得益于马珂的暴脾气,白广恩也懒得理他,登上山坡,观察着大散关的情况。
「这人,似乎有些不对劲。」
他眺望着,轻声嘀咕道。
「怎么衣裳干净了许多,之前的血迹,脏脏的,如今泰半干净整洁了。」
「怕不是有援兵吧!」副将尤世威,不由得道。
「应该是的。」白广恩点点头,道:「这下,够那马珂喝一壶了。」
尤世威则目光炯炯,道:「白总兵,你说过,会放我们离开的。」
「当然,我从不阻拦。」
白广恩沉声道。
他毕竟是不是榆林总兵,所以在榆林镇时,与榆林将校配合,一同守城。
最后,守了五日,可以卖好价钱了,就提议投降。
眼见守不住,榆林诸将不得不赞同这要求,但却要求是假投降,必要时放他们归去大明。
白广恩明白,这群人世代军户,又被欠饷多年还不离不弃,显然对大明是死忠,自然是互相利用。
「只是,如今你想去大散关,怕是不成吧!」
白广恩目视着他,说的:「榆林的家人,你们不想要了?」
「自然!」尤世威点点头,斜看了一眼大散关,道:「我们会找个恰当的机会离去的,绝不耽误你。

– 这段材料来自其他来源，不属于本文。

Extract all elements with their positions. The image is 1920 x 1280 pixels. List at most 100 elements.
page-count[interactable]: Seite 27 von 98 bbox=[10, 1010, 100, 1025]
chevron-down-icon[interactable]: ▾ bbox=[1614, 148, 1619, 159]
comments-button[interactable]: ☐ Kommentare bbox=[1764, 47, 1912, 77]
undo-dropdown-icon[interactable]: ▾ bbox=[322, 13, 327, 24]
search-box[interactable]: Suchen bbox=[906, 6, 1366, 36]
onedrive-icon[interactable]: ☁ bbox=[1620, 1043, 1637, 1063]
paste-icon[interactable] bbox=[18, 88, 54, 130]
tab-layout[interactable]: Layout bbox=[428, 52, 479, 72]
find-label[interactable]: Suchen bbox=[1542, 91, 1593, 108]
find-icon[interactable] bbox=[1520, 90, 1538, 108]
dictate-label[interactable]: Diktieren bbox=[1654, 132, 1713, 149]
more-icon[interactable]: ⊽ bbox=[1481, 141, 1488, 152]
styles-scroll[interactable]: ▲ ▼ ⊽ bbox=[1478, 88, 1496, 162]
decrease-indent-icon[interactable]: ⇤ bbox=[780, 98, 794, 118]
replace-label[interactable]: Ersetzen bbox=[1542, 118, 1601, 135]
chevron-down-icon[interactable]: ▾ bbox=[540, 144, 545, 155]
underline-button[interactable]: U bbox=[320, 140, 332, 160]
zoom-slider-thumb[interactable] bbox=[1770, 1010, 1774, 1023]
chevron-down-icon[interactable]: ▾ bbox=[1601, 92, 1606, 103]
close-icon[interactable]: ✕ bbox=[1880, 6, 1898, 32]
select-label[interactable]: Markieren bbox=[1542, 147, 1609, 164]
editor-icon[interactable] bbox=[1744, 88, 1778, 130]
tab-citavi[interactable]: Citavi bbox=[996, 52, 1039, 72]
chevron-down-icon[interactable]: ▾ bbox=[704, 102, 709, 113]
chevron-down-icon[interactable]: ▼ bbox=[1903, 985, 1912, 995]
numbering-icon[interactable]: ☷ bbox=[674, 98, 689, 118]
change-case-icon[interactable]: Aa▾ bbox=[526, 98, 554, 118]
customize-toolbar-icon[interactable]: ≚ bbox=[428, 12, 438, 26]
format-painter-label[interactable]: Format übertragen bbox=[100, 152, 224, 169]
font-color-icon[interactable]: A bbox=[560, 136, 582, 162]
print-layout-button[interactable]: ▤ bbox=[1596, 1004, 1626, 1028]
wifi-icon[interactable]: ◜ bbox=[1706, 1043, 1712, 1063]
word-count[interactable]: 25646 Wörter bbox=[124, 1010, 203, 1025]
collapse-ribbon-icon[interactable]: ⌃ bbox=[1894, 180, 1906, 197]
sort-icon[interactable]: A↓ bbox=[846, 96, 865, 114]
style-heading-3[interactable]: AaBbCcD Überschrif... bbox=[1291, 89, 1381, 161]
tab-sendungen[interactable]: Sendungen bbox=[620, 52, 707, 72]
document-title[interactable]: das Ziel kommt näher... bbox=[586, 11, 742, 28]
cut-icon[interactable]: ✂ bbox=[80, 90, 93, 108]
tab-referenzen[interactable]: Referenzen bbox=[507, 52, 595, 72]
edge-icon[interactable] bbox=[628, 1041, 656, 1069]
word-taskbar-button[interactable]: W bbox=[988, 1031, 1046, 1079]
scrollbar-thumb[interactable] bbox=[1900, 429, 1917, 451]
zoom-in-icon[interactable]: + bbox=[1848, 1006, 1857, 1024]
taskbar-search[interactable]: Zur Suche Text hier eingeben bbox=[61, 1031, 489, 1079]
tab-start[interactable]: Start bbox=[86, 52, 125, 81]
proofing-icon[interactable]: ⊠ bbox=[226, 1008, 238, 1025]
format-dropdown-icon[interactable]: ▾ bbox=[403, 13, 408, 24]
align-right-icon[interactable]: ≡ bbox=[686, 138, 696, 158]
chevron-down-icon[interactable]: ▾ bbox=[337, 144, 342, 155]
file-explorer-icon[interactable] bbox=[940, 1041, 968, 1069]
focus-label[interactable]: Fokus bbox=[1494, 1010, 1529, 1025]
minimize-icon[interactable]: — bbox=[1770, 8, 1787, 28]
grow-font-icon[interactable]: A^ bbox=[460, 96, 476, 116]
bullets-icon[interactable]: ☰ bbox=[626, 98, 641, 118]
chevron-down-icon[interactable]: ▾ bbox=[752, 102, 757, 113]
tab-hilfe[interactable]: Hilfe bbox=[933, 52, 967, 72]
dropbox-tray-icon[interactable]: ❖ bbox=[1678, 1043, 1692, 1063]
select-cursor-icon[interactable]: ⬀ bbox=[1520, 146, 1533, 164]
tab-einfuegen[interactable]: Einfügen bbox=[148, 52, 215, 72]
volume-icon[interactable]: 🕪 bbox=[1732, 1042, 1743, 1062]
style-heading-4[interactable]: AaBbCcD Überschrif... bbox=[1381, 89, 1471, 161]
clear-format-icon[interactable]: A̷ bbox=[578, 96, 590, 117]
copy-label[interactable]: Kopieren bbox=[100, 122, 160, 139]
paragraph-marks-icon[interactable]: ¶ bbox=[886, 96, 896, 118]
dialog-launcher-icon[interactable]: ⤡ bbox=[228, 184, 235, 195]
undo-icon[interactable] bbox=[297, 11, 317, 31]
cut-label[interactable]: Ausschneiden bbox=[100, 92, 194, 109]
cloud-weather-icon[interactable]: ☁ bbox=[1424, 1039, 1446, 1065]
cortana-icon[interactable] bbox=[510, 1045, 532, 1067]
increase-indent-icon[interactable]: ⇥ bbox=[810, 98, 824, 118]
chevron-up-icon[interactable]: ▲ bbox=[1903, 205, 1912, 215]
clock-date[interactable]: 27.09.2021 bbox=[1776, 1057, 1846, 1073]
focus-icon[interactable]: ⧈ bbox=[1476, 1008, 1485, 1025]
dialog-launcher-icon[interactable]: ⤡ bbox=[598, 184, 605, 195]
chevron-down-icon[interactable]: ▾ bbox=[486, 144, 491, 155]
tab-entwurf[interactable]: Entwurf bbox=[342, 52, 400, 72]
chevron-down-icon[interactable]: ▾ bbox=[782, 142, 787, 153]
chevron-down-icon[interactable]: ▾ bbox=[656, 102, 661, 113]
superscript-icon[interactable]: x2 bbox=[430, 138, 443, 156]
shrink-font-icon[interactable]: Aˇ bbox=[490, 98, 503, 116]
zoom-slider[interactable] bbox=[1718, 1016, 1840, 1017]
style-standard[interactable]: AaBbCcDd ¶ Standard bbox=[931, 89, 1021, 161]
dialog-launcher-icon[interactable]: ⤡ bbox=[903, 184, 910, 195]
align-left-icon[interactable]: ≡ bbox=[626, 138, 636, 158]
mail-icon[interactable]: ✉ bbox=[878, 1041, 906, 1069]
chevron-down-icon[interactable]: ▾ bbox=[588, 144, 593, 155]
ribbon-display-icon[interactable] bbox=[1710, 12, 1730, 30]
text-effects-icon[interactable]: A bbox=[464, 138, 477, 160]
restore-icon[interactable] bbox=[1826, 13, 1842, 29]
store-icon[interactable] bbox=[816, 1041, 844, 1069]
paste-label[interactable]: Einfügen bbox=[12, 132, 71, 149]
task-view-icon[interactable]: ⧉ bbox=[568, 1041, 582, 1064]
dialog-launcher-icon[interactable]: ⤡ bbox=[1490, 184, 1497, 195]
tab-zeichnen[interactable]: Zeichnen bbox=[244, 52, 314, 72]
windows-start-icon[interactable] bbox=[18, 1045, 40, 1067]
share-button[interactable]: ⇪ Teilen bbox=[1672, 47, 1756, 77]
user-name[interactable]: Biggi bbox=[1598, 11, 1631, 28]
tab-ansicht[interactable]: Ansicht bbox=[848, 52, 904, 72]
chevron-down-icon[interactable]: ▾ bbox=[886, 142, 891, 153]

」
「嗯!」白广恩有些不舍这些劲卒,但终究明白,这些人不可能为其所用。
他们不是一路上。
望着其离去的背影,白广恩叹道:「顽固死忠,大明这条破船,已经要沉了。」
夜间,大散关人头攒动。
朱谊汐目光如炬,望着城下结营的闯军,心生感慨:「闯贼的兵马太多,其余几镇还在攻伐,大散关就来了三万人。」
「宗主,榆林的尤世威靠谱吗?怕不是什么女干计吧!」
朱猛犹豫道:「还是守着城池吧,安稳一些。」
「孙长舟在西安城,已经调查清楚,榆林诸将面服心不服。」
朱谊汐不以为意,冷静地说道:「另外,你看白广恩与马珂,营寨泾渭分明,还带着些许的警惕。」
「而在白广恩的军中,隐隐约约能够看到两股分明的势力,显然,这得到了印证。」
「最后,咱们属于夜袭,而且还是袭击马珂的闯军,白广恩我了解他,绝不会为救马珂而牺牲自己的兵马。」
说着,朱谊汐想到刚与他见面时,为一亲兵发下百两,然后在战事中见死不救高杰。
很显然,他不是个高风亮节之人。
「另外,必须给闯军点教训,想着就心疼的教训,不然,他们时刻惦记着汉中,咱们久守必失。」
朱谊汐郑重其事道:「只有把他们打疼了,才晓得退去。」
况且,再抗一段时间,李自成就得北上入京。
我离开西安月余,陕西好久没传我的名声了,是时候积攒名望了。